One of the men Homer didn't know rolled off the roof. Everyone waited until he was on the ground before they called down to him.
"You all right, asshole?" Black Pan asked.
"Yeah," the man said, and everyone laughed.
When Mr. Rose heard the shower start up again, he knew that his bottle man had found the cigarette and was washing the cider off himself.
"Willy and Hero, you're bottlin' now," said Mr. Rose.
"I bottled last time," Hero said.
"Then you gettin' real good at it," said Mr. Rose.
"I'll press for a while," someone said.
"Jack and Orange are goin' good," Mr. Rose said. "We'll just let them go for a while."
Homer sensed that he should leave the roof with Mr. Rose. They helped each other with the ladder; on the ground Mr. Rose spoke very seriously to Homer.
"You got to understand," Mr. Rose whispered. "They don't want to know what that thing is. What good it do them to know?"
"Okay," said Homer Wells, who stood a long while out of the range of the lights blazing in the mill room. Now that he was more familiar with their dialect, he could occasionally understand the voices from the roof.
"It's stopped again," he heard Branches say.
"Yeah, it takin' on riders!" someone said, and everyone laughed.
"You know, maybe it's an army place," Black Pan said.
"What army?" someone asked.
"We almost at war," Black Pan said. "I heard that."
"Shit," someone said.
"It's somethin' for the airplanes to see," Black Pan said.
"Whose airplanes?" Hero asked.
"There it go again," Branches said.
Homer Wells walked back through the orchards to the Worthington house; he was touched that Mrs.
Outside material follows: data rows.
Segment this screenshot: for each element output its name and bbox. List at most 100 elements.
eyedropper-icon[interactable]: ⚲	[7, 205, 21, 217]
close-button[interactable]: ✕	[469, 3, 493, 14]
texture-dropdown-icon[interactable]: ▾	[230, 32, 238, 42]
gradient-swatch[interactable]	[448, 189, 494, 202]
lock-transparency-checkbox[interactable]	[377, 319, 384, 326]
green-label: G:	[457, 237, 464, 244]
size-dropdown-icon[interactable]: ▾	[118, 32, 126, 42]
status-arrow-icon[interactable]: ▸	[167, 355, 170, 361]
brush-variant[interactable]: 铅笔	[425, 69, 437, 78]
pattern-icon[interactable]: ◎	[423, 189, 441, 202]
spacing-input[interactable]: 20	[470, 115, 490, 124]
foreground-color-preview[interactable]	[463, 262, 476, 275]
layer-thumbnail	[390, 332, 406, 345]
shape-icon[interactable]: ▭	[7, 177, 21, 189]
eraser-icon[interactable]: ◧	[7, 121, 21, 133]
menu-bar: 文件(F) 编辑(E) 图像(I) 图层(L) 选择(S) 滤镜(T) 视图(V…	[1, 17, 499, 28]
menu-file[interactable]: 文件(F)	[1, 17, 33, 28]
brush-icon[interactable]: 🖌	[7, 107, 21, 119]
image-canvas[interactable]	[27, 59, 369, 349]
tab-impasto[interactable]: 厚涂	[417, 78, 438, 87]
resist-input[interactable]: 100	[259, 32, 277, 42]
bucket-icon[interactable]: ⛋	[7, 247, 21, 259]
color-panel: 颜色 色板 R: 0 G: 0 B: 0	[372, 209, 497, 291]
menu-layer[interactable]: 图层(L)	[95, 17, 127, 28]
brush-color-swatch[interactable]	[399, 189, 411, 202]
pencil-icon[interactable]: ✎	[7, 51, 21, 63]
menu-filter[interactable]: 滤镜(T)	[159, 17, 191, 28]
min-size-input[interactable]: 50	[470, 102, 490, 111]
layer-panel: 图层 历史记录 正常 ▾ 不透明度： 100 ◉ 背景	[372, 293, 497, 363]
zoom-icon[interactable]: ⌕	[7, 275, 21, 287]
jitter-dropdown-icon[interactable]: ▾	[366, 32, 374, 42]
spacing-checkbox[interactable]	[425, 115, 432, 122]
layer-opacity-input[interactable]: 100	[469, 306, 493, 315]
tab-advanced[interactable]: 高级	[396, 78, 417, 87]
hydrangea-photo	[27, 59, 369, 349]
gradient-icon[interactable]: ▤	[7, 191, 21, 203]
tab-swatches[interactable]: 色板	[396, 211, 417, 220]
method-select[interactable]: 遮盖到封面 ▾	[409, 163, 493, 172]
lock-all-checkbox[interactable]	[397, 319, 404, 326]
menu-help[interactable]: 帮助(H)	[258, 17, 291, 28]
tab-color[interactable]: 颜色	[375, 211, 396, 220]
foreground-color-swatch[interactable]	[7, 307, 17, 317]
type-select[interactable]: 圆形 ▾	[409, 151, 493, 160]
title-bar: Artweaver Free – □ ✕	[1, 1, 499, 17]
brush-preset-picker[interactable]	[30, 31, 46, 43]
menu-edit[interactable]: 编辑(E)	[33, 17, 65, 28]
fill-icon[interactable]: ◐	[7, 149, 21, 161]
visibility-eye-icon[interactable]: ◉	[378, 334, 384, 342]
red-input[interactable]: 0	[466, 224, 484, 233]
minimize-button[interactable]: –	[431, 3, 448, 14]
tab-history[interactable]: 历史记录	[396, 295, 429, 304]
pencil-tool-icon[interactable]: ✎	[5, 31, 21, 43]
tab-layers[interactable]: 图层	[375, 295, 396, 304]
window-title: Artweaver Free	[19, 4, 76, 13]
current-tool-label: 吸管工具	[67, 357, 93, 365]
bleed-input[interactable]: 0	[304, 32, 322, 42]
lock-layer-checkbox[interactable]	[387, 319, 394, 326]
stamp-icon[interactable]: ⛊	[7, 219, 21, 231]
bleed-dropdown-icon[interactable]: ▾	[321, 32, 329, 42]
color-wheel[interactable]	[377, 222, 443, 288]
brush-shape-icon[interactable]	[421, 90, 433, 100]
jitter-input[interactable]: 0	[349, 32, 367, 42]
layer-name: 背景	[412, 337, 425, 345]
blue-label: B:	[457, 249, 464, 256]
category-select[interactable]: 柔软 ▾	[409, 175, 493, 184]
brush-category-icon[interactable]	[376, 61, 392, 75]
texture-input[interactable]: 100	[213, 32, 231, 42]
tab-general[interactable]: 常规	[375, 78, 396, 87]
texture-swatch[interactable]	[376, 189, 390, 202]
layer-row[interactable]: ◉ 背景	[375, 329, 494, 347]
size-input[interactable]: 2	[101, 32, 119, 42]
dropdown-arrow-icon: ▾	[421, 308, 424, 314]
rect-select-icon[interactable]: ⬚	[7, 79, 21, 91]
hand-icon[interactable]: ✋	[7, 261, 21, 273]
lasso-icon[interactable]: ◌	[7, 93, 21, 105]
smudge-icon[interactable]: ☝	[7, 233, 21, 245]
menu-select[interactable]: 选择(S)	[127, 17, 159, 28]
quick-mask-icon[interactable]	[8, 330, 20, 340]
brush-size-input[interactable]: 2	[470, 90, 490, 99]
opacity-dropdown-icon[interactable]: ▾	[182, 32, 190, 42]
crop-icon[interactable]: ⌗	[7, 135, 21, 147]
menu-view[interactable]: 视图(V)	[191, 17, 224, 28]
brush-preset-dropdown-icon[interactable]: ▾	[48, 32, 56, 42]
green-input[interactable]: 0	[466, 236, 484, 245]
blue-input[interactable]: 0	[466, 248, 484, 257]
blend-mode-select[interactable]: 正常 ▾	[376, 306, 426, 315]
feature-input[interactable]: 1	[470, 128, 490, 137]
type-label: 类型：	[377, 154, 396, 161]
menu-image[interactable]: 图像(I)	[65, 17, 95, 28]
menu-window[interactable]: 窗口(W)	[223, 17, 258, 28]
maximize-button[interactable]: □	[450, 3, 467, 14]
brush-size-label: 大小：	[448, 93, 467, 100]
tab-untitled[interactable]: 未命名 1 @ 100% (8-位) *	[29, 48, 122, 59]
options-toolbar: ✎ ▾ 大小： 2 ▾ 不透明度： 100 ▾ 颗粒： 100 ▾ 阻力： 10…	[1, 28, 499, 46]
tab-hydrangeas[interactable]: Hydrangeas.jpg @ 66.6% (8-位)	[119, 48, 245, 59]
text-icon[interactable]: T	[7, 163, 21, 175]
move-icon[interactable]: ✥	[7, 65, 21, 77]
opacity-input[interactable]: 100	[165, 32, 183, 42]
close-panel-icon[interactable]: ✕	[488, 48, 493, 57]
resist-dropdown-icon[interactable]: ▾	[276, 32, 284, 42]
Worthington had left the light over the stairs on for him, and when he saw the light under her bedroom door, he said, quietly, "Good night, Missus Worthington. I'm back."
"Good night, Homer," she said.
He looked out Wally's window for a while. There was no way, at that distance, that he could witness the reaction on the cider house roof when the Ferris wheel in Cape Kenneth was shut off for the night--when all the lights went out with a blink, what did the men on the roof have to say about that? he wondered.
Maybe they thought that the Ferris wheel came from another planet and, when all the lights went out, that it had returned there.
And wouldn't Fuzzy Stone have loved to see it? thought Homer Wells. And Curly Day, and young Copperfield! And it would have been fun to ride it with Melony--just once, to see what she would have said about it. Dr. Larch wouldn't be impressed. Was anything a mystery to Dr. Larch?
In the morning, Mr. Rose chose to rest his magic hands between trees; he came up to Homer, who was working as a checker in the orchard called Frying Pan, counting the one-bushel crates before they were loaded on the flatbed trailer and giving every picker credit for each bushel picked.
"I want you to show me that wheel," Mr. Rose said, smiling.